Young Batavia equestrian wins her division as Grand Champion in Dressage at State Fair

By Billie Owens

Photo and rider information submitted by reader Nancy Ewert.

SYRACUSE -- Katherine Ewert, 13, of Batavia, and her horse Seamus won Grand Champion for the Dressage Young Rider Division for both Training and First Level on Sunday at the New York State Fair.

This was a United States Dressage Federation Schooling Show.

Katherine has been competing in dressage for three years through Genesee County 4-H, two of them at the state level. Last year, she was Reserve Grand Champion in dressage at the NYS Fair.

The middle-schooler has been riding horses since age 10.

About Dressage

The word "dressage" is French, commonly translated to mean "training." It is a highly skilled form of horseback riding performed in exhibition and competition, as well as an "art" sometimes pursued solely for the sake of mastery. In dressage, horse and rider are expected to perform from memory a series of predetermined movements.
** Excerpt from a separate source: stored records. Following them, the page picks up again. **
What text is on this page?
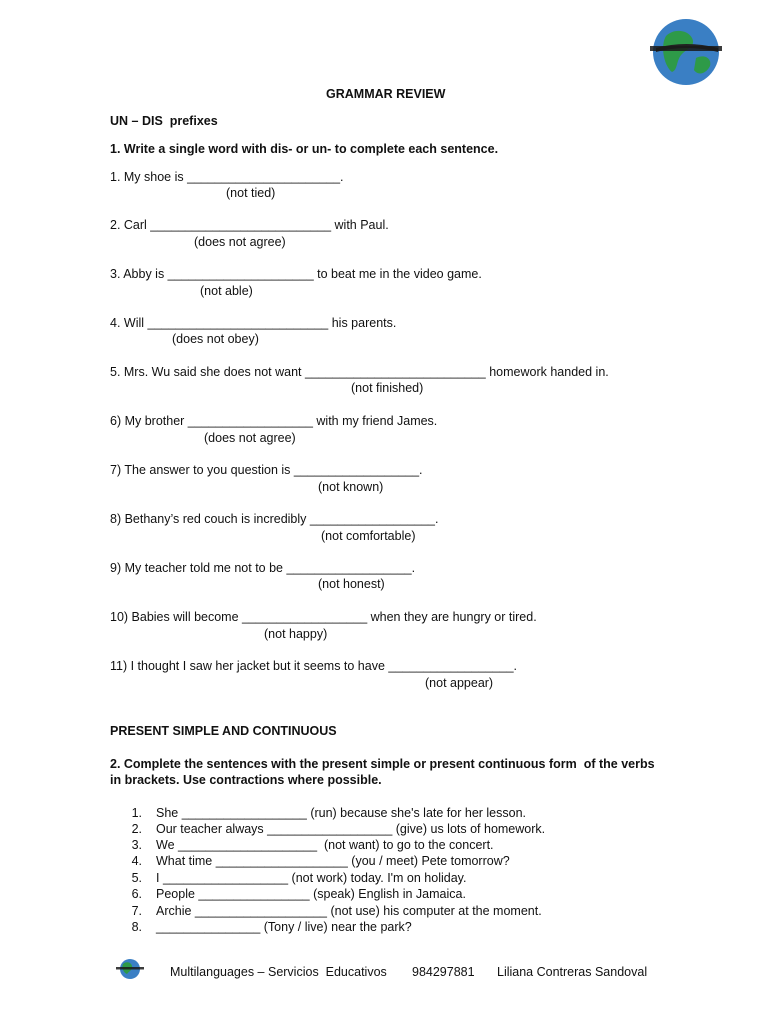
GRAMMAR REVIEW
UN – DIS  prefixes
1. Write a single word with dis- or un- to complete each sentence.
1. My shoe is ______________________.
(not tied)
2. Carl __________________________ with Paul.
(does not agree)
3. Abby is _____________________ to beat me in the video game.
(not able)
4. Will __________________________ his parents.
(does not obey)
5. Mrs. Wu said she does not want __________________________ homework handed in.
(not finished)
6) My brother __________________ with my friend James.
(does not agree)
7) The answer to you question is __________________.
(not known)
8) Bethany’s red couch is incredibly __________________.
(not comfortable)
9) My teacher told me not to be __________________.
(not honest)
10) Babies will become __________________ when they are hungry or tired.
(not happy)
11) I thought I saw her jacket but it seems to have __________________.
(not appear)
PRESENT SIMPLE AND CONTINUOUS
2. Complete the sentences with the present simple or present continuous form  of the verbs
in brackets. Use contractions where possible.

1.

She __________________ (run) because she's late for her lesson.

2.

Our teacher always __________________ (give) us lots of homework.

3.

We ____________________  (not want) to go to the concert.

4.

What time ___________________ (you / meet) Pete tomorrow?

5.

I __________________ (not work) today. I'm on holiday.

6.

People ________________ (speak) English in Jamaica.

7.

Archie ___________________ (not use) his computer at the moment.

8.

_______________ (Tony / live) near the park?

Multilanguages – Servicios  Educativos 984297881 Liliana Contreras Sandoval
At its best, the horse responds smoothly to a skilled rider's minimal aids. The rider is relaxed and appears effort-free while the horse willingly performs the requested movement.

Rules for it were first published in 1550 by Frederico Grisone, a thousand year after the first treatise "On Horsemanship" by Xenophone.

In modern dressage competition, successful training at the various levels is demonstrated through the performance of "tests" -- a prescribed series of movements ridden within a standard arena. Judges evaluate each movement on the basis of an objective standard appropriate to the level of the test and assign each movement a score from zero to 10.